Heilbronn - „I Wonder“ - so heißt das erste Lied
beim Auftritt von Crimson Delight im Bahnhöfle Böckingen.
Man fragt sich, was auf einen zukommen mag, denn eine Band mit drei
Songwritern wird wohl eher weniger auf Coversongs zurückgreifen.
Trotzdem ist das Programm gut gemixt. Bei Stücken wie „Marie“ legt
Leadsängerin Jutta Jasim sehr viel Soul in die Stimme und bei „My
Best Friend“ wird gerockt, bis den Gitarristen die Finger weh
tun. Die Stücke stammen hauptsächlich vom Minialbum „Appetizer“,
bei dem der Name Programm ist. Die Band plant jedoch für dieses
Jahr die Produktion eines kompletten Albums, auf dem dann auch der
neue Bassist Marc Dusny zu h ören sein wird.

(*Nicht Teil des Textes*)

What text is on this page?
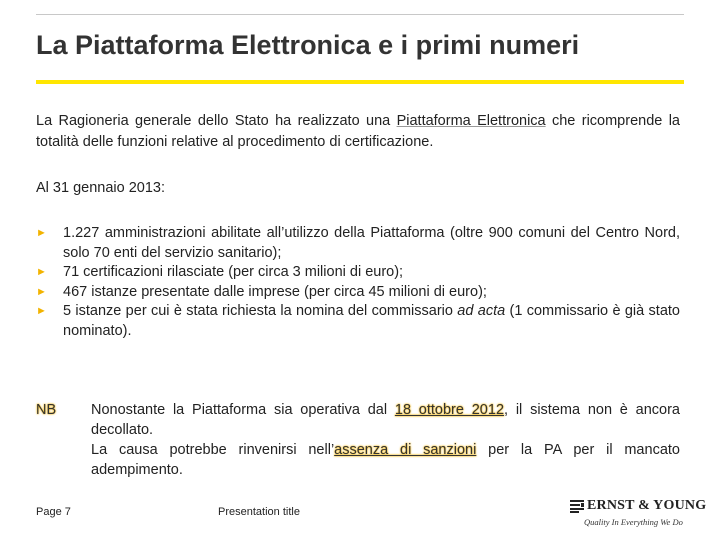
La Piattaforma Elettronica e i primi numeri

La Ragioneria generale dello Stato ha realizzato una Piattaforma Elettronica che ricomprende la totalità delle funzioni relative al procedimento di certificazione.

Al 31 gennaio 2013:

► 1.227 amministrazioni abilitate all’utilizzo della Piattaforma (oltre 900 comuni del Centro Nord, solo 70 enti del servizio sanitario);
► 71 certificazioni rilasciate (per circa 3 milioni di euro);
► 467 istanze presentate dalle imprese (per circa 45 milioni di euro);
► 5 istanze per cui è stata richiesta la nomina del commissario ad acta (1 commissario è già stato nominato).
NB Nonostante la Piattaforma sia operativa dal 18 ottobre 2012, il sistema non è ancora decollato.

La causa potrebbe rinvenirsi nell’assenza di sanzioni per la PA per il mancato adempimento.

Page 7	Presentation title	ERNST & YOUNG
Quality In Everything We Do
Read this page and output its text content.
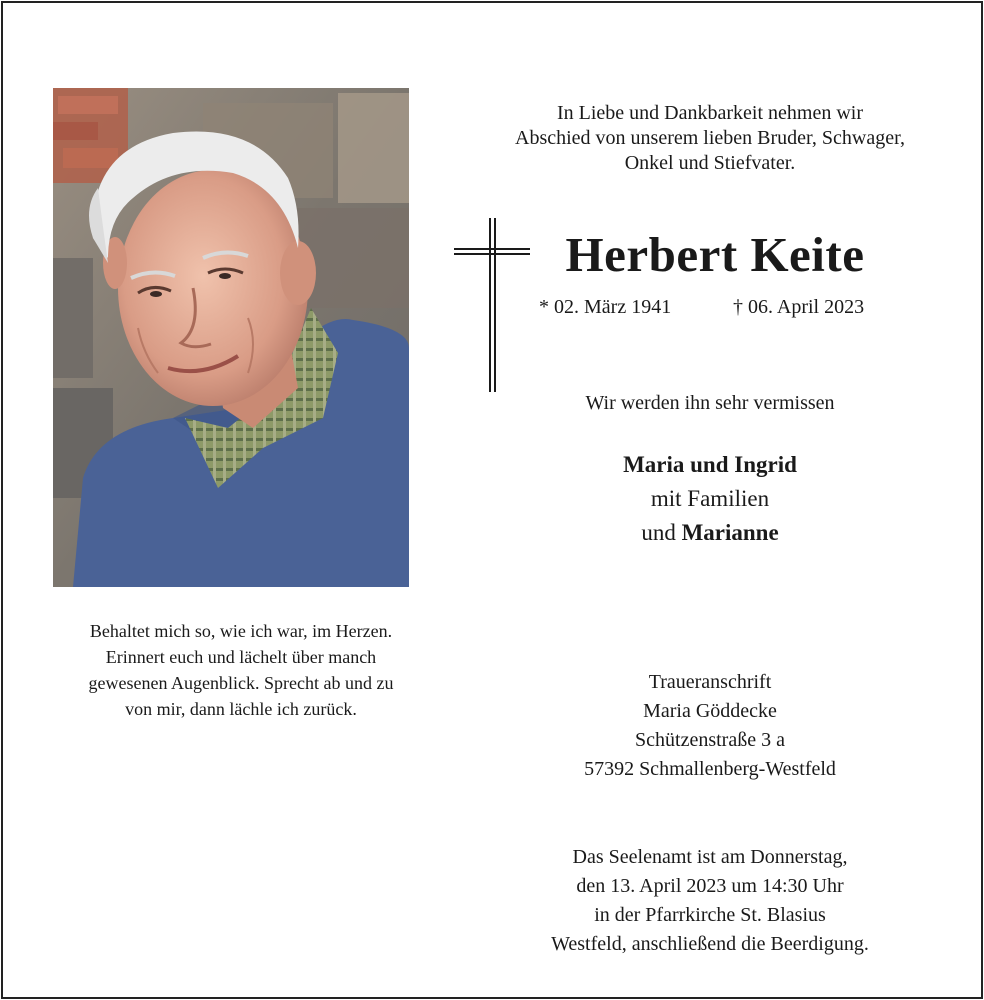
Behaltet mich so, wie ich war, im Herzen.
Erinnert euch und lächelt über manch
gewesenen Augenblick. Sprecht ab und zu
von mir, dann lächle ich zurück.
In Liebe und Dankbarkeit nehmen wir
Abschied von unserem lieben Bruder, Schwager,
Onkel und Stiefvater.
Herbert Keite
* 02. März 1941	† 06. April 2023
Wir werden ihn sehr vermissen
Maria und Ingrid
mit Familien
und Marianne
Traueranschrift
Maria Göddecke
Schützenstraße 3 a
57392 Schmallenberg-Westfeld
Das Seelenamt ist am Donnerstag,
den 13. April 2023 um 14:30 Uhr
in der Pfarrkirche St. Blasius
Westfeld, anschließend die Beerdigung.
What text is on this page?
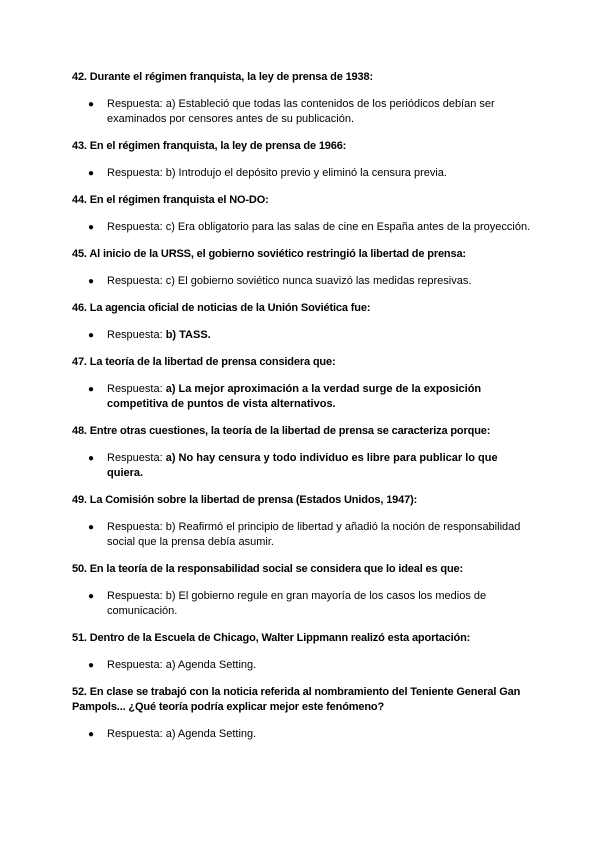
42. Durante el régimen franquista, la ley de prensa de 1938:

● Respuesta: a) Estableció que todas las contenidos de los periódicos debían ser examinados por censores antes de su publicación.

43. En el régimen franquista, la ley de prensa de 1966:

● Respuesta: b) Introdujo el depósito previo y eliminó la censura previa.

44. En el régimen franquista el NO-DO:

● Respuesta: c) Era obligatorio para las salas de cine en España antes de la proyección.

45. Al inicio de la URSS, el gobierno soviético restringió la libertad de prensa:

● Respuesta: c) El gobierno soviético nunca suavizó las medidas represivas.

46. La agencia oficial de noticias de la Unión Soviética fue:

● Respuesta: b) TASS.

47. La teoría de la libertad de prensa considera que:

● Respuesta: a) La mejor aproximación a la verdad surge de la exposición competitiva de puntos de vista alternativos.

48. Entre otras cuestiones, la teoría de la libertad de prensa se caracteriza porque:

● Respuesta: a) No hay censura y todo individuo es libre para publicar lo que quiera.

49. La Comisión sobre la libertad de prensa (Estados Unidos, 1947):

● Respuesta: b) Reafirmó el principio de libertad y añadió la noción de responsabilidad social que la prensa debía asumir.

50. En la teoría de la responsabilidad social se considera que lo ideal es que:

● Respuesta: b) El gobierno regule en gran mayoría de los casos los medios de comunicación.

51. Dentro de la Escuela de Chicago, Walter Lippmann realizó esta aportación:

● Respuesta: a) Agenda Setting.

52. En clase se trabajó con la noticia referida al nombramiento del Teniente General Gan Pampols... ¿Qué teoría podría explicar mejor este fenómeno?

● Respuesta: a) Agenda Setting.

Crimson Delight besteht abgesehen vom wechselnden Bassisten seit
drei Jahren. Teilweise spielen die Musiker aus dem Raum Stuttgart
aber auch schon über 10 Jahre zusammen. Jutta Jasim betont, dass
vor allem beim Songwriting die Bandmitglieder sehr hilfreich sind,
falls man an einer Stelle nicht weiter kommt. Auch Natalia Pavlovshi,
die mit grandiosen Soli besticht, ist glücklich mit dem neuen
Lineup. „Das ist genau die Band die ich mir gewünscht habe.“ Ihr
gefallen vor allem die verschiedenen Stilrichtungen die die Band bedient.

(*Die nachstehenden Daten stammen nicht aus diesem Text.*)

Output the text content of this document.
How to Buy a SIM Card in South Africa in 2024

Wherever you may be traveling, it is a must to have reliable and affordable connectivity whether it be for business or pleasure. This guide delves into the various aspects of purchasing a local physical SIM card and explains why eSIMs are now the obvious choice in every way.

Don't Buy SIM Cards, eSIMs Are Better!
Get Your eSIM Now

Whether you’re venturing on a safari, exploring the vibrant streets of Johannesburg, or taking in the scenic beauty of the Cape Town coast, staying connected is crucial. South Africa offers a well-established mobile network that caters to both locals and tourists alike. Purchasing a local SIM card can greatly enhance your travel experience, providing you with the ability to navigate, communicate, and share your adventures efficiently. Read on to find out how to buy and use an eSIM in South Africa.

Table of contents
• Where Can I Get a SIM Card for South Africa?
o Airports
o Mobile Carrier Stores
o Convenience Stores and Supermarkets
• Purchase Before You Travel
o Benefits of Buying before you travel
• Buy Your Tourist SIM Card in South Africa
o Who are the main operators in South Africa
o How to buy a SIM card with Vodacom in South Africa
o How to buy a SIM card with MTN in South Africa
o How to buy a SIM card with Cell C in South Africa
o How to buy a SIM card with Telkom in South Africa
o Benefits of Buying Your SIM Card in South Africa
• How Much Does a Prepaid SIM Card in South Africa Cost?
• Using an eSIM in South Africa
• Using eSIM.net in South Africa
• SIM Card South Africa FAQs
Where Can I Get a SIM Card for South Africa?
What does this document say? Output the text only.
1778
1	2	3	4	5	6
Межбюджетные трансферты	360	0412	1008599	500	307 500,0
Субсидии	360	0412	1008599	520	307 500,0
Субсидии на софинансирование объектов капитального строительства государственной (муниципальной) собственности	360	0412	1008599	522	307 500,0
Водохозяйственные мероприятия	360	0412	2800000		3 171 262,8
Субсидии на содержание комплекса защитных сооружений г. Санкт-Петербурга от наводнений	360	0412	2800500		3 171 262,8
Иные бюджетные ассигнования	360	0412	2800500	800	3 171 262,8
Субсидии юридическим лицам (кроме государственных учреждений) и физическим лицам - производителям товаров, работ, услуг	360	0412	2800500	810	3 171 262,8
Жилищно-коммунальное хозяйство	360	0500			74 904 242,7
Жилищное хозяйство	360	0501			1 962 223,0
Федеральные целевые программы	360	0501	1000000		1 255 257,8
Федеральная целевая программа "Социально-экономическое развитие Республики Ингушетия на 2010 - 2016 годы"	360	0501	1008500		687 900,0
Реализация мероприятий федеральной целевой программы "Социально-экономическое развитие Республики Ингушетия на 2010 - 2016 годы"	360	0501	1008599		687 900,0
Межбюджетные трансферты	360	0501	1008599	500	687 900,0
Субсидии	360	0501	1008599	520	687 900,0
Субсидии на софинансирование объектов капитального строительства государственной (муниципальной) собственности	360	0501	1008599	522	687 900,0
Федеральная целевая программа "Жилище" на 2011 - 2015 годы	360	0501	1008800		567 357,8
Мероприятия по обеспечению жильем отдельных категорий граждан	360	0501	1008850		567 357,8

Trotzdem spielt Crimson Delight auch weiter die Stücke der früheren
Band von Leadsängerin Jutta Jasim, Crimson Gallery. Sie berichtet
auch immer wieder mit kleinen Geschichten, wann und wo die Stücke
entstanden sind. Dazu gehören Songs wie „Mean“ und „Marie.“ Die
Rhythmusgitarre spielt Betty Moe, die auch mit ihrer Stimme Unterstützung
beisteuert. Am Schlagzeug spielt Stefan Pelikan.